Aux professionnels de la santé, aux universités et aux établissements d'enseignement supérieur
Promouvoir et intégrer les approches sensibles à la diversité culturelle et l'acquisition de compétences dans le travail avec les réfugiés et les migrants dans la formation des (futurs) professionnels de santé. Il peut s'agir, par exemple, d'apprendre à reconnaître les croyances négatives liées à la souffrance mentale ou d'identifier et de prendre en compte les problèmes de santé spécifiques aux migrants et aux réfugiés, tels que les traumatismes de guerre, les mutilations sexuelles ou la torture. Encourager une attitude ouverte.
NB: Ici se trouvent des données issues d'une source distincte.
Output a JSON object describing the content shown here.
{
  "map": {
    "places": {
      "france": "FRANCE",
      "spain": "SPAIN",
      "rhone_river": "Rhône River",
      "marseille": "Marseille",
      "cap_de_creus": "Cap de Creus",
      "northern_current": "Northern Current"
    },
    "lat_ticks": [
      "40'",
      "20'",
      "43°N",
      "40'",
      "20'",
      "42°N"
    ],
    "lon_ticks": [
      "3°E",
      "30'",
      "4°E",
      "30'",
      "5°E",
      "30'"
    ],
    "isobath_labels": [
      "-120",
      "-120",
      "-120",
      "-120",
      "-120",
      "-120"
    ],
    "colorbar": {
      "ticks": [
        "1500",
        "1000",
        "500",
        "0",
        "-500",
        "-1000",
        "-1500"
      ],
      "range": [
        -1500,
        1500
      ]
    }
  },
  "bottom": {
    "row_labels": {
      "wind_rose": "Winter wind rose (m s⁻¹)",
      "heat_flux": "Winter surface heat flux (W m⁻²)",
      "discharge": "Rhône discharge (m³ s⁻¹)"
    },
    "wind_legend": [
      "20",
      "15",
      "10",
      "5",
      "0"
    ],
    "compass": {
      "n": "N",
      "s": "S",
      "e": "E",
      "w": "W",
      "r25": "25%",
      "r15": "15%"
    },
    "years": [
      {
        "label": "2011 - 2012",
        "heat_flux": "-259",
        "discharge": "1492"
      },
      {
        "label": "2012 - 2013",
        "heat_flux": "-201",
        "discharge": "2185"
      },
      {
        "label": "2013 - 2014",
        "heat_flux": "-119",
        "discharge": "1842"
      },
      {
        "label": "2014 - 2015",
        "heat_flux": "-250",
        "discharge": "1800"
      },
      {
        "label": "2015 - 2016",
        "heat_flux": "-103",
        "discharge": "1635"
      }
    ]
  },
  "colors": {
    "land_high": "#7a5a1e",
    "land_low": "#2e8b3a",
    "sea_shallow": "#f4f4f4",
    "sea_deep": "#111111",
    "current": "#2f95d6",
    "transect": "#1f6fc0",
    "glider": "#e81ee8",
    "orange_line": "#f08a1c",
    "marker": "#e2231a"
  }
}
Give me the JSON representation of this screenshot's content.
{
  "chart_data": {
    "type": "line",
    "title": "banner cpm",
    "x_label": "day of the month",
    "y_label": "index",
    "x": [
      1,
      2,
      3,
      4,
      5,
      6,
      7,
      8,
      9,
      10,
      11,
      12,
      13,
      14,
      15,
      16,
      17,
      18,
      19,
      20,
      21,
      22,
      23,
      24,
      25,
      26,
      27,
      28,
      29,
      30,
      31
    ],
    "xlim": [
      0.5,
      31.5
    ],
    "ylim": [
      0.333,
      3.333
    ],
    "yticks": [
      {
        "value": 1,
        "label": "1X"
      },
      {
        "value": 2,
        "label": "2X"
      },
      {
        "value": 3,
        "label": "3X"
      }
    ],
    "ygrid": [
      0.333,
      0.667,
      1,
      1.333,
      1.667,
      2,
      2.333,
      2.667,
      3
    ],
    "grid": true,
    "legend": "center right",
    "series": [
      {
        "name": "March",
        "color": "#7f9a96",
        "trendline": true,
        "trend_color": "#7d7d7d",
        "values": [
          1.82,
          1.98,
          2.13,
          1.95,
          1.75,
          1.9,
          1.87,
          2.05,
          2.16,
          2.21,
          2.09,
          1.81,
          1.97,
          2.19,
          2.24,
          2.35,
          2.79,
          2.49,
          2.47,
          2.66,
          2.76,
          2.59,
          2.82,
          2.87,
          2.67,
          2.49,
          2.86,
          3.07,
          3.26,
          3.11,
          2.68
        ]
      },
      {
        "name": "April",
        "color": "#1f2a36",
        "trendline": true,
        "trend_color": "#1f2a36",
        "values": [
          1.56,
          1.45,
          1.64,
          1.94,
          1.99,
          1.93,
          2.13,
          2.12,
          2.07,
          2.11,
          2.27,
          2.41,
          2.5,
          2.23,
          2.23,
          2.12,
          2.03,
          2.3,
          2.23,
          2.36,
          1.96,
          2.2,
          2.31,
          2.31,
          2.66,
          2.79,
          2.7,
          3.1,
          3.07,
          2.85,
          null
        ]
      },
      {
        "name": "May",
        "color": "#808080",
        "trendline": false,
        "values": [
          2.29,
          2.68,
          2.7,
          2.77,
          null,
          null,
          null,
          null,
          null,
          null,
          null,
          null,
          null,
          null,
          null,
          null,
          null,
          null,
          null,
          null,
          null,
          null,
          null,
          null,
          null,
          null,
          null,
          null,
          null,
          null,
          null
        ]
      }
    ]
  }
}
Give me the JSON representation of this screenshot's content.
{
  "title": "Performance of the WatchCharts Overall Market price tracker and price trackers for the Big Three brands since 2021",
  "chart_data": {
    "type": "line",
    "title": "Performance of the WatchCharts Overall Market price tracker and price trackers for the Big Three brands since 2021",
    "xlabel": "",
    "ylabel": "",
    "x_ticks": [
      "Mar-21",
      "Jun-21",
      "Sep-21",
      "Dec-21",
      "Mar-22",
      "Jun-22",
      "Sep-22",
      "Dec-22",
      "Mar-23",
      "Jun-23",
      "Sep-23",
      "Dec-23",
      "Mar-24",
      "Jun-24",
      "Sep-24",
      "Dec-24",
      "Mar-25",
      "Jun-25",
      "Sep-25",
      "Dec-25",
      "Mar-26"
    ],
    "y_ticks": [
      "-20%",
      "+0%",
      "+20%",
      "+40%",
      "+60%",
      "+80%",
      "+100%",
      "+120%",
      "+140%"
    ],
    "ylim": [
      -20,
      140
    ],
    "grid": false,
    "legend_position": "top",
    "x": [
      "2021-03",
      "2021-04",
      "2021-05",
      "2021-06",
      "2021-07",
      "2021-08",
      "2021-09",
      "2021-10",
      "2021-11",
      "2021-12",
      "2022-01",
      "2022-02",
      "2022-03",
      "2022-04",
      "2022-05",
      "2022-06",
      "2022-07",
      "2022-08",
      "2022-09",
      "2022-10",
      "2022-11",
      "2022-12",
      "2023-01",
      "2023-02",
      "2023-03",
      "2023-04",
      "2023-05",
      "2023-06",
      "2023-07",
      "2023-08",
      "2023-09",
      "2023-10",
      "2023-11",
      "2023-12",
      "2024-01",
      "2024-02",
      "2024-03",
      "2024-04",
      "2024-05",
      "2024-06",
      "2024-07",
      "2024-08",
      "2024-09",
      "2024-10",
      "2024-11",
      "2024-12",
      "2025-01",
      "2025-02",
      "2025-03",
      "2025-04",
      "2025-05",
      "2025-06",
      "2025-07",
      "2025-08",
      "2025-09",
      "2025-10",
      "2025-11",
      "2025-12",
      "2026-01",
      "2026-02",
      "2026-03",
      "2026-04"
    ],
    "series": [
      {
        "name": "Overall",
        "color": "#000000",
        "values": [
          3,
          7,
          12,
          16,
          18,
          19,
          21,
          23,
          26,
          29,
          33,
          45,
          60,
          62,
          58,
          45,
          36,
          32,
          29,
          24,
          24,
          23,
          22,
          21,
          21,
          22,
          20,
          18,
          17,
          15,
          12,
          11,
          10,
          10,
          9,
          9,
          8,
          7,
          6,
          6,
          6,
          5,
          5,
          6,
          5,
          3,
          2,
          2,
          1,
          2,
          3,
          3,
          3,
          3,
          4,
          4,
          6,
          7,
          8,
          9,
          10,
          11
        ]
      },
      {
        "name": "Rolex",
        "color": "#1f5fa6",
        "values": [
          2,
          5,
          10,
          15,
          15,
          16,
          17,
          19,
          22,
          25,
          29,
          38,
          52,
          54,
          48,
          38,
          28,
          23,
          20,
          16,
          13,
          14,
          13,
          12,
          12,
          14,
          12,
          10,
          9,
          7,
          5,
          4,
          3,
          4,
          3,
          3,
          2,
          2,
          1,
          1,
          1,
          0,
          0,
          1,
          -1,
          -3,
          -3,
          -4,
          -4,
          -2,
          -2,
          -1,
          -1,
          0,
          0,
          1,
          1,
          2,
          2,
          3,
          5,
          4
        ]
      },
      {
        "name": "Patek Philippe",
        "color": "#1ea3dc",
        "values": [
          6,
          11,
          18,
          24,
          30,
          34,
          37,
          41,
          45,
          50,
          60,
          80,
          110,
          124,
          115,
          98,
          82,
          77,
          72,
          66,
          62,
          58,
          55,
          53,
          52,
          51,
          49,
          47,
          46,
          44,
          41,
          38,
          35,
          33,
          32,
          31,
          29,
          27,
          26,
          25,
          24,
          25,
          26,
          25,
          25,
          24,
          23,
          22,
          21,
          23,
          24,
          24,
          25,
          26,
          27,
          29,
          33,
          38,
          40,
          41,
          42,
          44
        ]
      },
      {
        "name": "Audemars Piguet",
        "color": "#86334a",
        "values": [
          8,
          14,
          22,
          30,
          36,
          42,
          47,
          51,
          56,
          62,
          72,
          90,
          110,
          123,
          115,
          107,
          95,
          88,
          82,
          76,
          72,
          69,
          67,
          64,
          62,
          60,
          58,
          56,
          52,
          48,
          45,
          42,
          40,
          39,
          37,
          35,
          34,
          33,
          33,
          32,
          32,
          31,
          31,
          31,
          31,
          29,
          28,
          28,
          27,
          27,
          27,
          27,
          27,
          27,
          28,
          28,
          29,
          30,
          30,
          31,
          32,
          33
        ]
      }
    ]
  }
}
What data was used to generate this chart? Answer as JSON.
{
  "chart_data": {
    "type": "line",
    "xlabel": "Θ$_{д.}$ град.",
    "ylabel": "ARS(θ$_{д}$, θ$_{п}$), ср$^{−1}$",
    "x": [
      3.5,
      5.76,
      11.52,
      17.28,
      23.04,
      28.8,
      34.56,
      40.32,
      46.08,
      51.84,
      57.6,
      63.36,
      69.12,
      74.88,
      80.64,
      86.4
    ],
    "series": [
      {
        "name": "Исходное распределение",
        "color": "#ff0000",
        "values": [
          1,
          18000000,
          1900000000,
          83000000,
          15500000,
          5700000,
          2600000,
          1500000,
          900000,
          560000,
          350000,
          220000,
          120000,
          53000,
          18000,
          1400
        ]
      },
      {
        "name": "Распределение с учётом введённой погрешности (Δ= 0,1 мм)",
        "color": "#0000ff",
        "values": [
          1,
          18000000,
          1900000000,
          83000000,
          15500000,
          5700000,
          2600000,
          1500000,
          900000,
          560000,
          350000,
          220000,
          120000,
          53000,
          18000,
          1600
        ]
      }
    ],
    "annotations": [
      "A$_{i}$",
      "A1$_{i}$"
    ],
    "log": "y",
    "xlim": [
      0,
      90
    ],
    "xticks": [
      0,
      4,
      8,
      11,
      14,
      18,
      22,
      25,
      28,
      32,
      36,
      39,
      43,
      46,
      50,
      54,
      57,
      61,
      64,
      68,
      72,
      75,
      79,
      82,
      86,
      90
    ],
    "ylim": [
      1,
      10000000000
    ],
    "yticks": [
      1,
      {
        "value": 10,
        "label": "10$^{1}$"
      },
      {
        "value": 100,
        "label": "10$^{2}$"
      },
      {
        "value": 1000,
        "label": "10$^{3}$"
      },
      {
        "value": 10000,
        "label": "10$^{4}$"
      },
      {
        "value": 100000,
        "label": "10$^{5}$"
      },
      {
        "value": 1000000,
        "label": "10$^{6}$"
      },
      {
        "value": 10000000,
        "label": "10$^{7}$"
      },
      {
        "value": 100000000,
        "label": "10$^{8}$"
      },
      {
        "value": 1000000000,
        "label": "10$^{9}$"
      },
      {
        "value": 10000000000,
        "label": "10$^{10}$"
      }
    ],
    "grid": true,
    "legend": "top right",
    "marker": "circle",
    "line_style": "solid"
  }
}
Ces différentes recommandations peuvent contribuer, chacune mais surtout ensemble, à améliorer la santé mentale des demandeurs d’asile en Belgique. Ainsi, la Belgique respecte ses engagements en matière de droits humains. Pour les demandeurs d’asile qui se verront attribuer des documents de séjour (en 2023 : 43,5 % des cas, soit environ 12 800 personnes) et qui donc ont la possibilité de rester en Belgique, avoir une attention plus soutenue envers leur santé mentale facilitera leur intégration dans la société belge.